The Evolution of Tolkien’s Mythology reaches its peak in the final two chapters. The rest of the book often feels like a series of largely separate essays, each following roughly the same pattern. However, these two chapters, “The Last Days of Middle-earth” and “The Final Victory,” are closely related, and build significantly on what has come before them. One of the most fascinating details that Whittingham shows is how Tolkien responded to reader reactions to The Lord of the Rings in subsequently revising the works that would eventually become The Silmarillion. This really gives the sense of Tolkien’s full legendarium as a single evolving entity. Here we see the clearest demonstration of how Tolkien’s legendarium moved further away from resembling the pagan mythologies that he began by emulating, and became more and more closely aligned with his own Christian theology. Whittingham notes that in the end “Tolkien finds personal hope in the assurances of Christianity, and in the world that he created, he provides a source for hope in its eschatology, the tales that in times of loss and defeat promise a ‘final victory’ to come” (171) and shows how that final victory was to provide the ultimate “eucatastrophe” for his whole legendarium. Sadly, that development is almost entirely missing in the published Silmarillion, rendering works like Whittingham’s all the more important.

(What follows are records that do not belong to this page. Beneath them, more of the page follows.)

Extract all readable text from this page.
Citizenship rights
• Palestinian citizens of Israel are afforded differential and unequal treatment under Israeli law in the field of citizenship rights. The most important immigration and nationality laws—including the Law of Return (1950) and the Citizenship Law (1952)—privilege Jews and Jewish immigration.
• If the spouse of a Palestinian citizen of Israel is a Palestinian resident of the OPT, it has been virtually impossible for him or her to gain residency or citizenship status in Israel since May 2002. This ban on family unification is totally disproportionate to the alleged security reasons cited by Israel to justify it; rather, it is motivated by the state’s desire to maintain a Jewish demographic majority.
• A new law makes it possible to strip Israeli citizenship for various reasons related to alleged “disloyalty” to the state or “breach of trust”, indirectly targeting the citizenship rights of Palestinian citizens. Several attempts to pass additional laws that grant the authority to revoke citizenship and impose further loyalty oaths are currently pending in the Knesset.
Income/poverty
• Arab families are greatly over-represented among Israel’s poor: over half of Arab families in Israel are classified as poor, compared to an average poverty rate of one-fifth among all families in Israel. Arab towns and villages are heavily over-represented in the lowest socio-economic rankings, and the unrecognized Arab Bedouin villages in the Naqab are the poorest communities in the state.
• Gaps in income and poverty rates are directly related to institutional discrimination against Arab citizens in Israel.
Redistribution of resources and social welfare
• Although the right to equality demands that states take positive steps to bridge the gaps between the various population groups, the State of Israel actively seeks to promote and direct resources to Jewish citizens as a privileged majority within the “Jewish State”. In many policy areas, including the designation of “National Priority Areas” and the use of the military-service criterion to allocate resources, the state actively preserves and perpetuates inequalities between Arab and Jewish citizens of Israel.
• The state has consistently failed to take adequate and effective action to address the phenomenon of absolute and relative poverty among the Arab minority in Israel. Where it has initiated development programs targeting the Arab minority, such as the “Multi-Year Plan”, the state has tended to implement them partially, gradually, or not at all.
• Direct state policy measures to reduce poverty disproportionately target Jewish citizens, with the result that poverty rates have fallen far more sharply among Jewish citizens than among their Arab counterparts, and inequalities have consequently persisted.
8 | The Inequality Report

In summary, The Evolution of Tolkien’s Mythology is a somewhat limited, but still highly valuable work. Even if it does not quite reach the level of insight achieved by the best Tolkien scholarship such as the books of Shippey and Flieger, it does cover significant new ground in comprehensively examining The History of Middle-earth series. One hopes that more such studies will be forthcoming in the future.


The Evolution of Tolkien’s Mythology: A Study of The History of Middle-earth. Elizabeth Whittingham. Jefferson, NC, and London: McFarland & Company, 2007. xii + 230 pp., $35.00 (softcover). ISBN 9780786432813.